Дёниц был виновен в развязывании и ведении агрессивных войн, был фанатическим приверженцем Гитлера. Он был главнокомандующим военно-морскими силами Третьего рейха. После самоубийства Гитлера стал фактическим главой государства. Это Дёниц отдавал приказы об убийстве людей, спасавшихся с потопленных судов,
В самом финале войны у Дёница нашлись высокопоставленные покровители: с помощью английских генералов, в сговоре с реакционными кругами Англии он требовал продолжения вооруженной борьбы против советских войск.
Лондон и английский премьер-министр Уинстон Черчилль дали тогда понять, что «новый фюрер» и его «правительство» будут признаны западными союзниками.
И опять всплывает в памяти тот документ…
Трибунал приговорил Дёница только к 10 годам тюремного заключения. В 1956 году он вышел из тюрьмы и до самой смерти, получая великолепную пенсию, продолжал бороться за фашизм.
Начальник Штаба оперативного руководства Верховного главнокомандования [вермахта генерал-полковник Альфред] Йодль очень нервничал с самого начала.

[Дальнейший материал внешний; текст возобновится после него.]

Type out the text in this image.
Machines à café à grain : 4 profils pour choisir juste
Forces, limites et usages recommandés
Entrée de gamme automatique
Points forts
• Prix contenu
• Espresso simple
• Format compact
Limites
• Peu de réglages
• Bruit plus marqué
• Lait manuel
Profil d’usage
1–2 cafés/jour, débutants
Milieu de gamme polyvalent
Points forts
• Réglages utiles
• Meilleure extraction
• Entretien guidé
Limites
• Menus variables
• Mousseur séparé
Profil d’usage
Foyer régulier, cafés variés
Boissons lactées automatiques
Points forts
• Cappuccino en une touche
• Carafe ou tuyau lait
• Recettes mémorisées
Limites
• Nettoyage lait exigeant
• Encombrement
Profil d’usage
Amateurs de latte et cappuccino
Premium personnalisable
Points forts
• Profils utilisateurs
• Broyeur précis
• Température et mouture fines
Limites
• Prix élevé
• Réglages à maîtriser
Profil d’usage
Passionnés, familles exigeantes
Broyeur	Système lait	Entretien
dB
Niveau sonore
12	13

Он бесконечно ерзал, краснел, бледнел. В глазах периодически металась паника. Недаром говорили, что когда его вели на казнь, он упирался и визжал.
Как-то особняком и, в общем, спокойно сидел дипломат [Франц] фон Папен. Среди советской делегации он узнал Шейнина и, к ужасу последнего, ему поклонился. Шейнин и фон Папен встречались в Тегеране.
Жуткой, нечеловеческой жестокостью веяло от гаулейтера Польши[196]
[Ганса] Франка. Он выглядел как вурдалак. На лице не было ни кровинки; кровь, казалось, запеклась на губах – темных, стиснутых и тонких. Я была на одном из допросов Франка, который проводил Лихачев. Меня поместили в углу комнаты, слева от окна, за темной и прозрачной ширмой, и попросили не подавать признаков жизни. Лихачев сидел спиной к окну за темным массивным письменным столом. На столе стоял тяжелый письменный прибор. С другой стороны стола, лицом к Лихачеву и к свету, сел Франк. Лихачев предложил ему закурить. На столе перед Лихачевым лежал лист бумаги с перечнем вопросов. Не помню, что конкретно спрашивал Лихачев, кроме одного вопроса: «Правда ли, что Вы отдали приказ о расстреле каждого из 10 жителей деревни N по подозрению в помощи партизанам?» Бросив ледяной взгляд на Лихачева, Франк коротко спросил: «А что бы сделали Вы?»Лихачев строго следовал порядку вопросов, написанных на бумаге. Меня это поразило. Мне казалось, что следователь должен быть более свободным: слушать ответы подсудимого и задавать следующие вопросы, исходя из того, что подсудимый говорит. Только так, думалось мне, можно «загнать подсудимого в ловушку» и почерпнуть добавочные сведения. Мне казалось, что ограничиваться изучением стенограмм было недостаточно.
Реакция следователя должна быть спонтанной и «живой». Короче говоря, лихачевский допрос не показался мне высоко профессиональным и талантливым.
И был один момент, когда, читая следующий вопрос, Лихачев склонил свою лысеющую голову к столу. Нужно было видеть, как молниеносно замер Франк и как застыла его рука, подносившая ко рту папиросу… Его глаза метнулись к тяжелому письменному прибору, стоявшему прямо перед ним, все тело напряглось и сжалось, как у хищного зверя перед прыжком. На какую-то секунду я готова была закричать, боясь, что Франк размозжит Лихачеву голову. Но Лихачев голову поднял и Франк немедленно «обмяк».
Франк оставил 6 или 8 томов[197]
страшнейших мемуаров, со спокойной педантичностью описав все ужасы, которые фашисты творили в Польше.Как известно, правая рука Гитлера Рудольф ГЕСС предстал перед судом… сумасшедшим. В зале он тщательно возился с наушниками, прикладывал их к ушам, щекам, носу, клал их на колени, засовывал под мышку, поднимал перед собой – иначе говоря, делал все, что угодно, только не слушал передававшийся синхронный перевод. Гесс тупо смотрел вперед или по сторонам и всем своим поведением имитировал повадки обезьян.
На допросах его ответы были невразумительны. Возник вопрос: вменяем ли подсудимый Гесс или нет? А если нет, то можно ли вообще его судить?
Мне пришлось переводить протокол очной ставки, устроенной Гессу с Герингом. Геринг взывал к памяти Гесса, напоминал ему о буколической встрече на закате солнца в горах, где идиллически чирикали птицы, и сидели рядом их нежно ворковавшие жены… «Ты помнишь, Рудольф?» – спрашивал Геринг. «Рудольф» не помнил.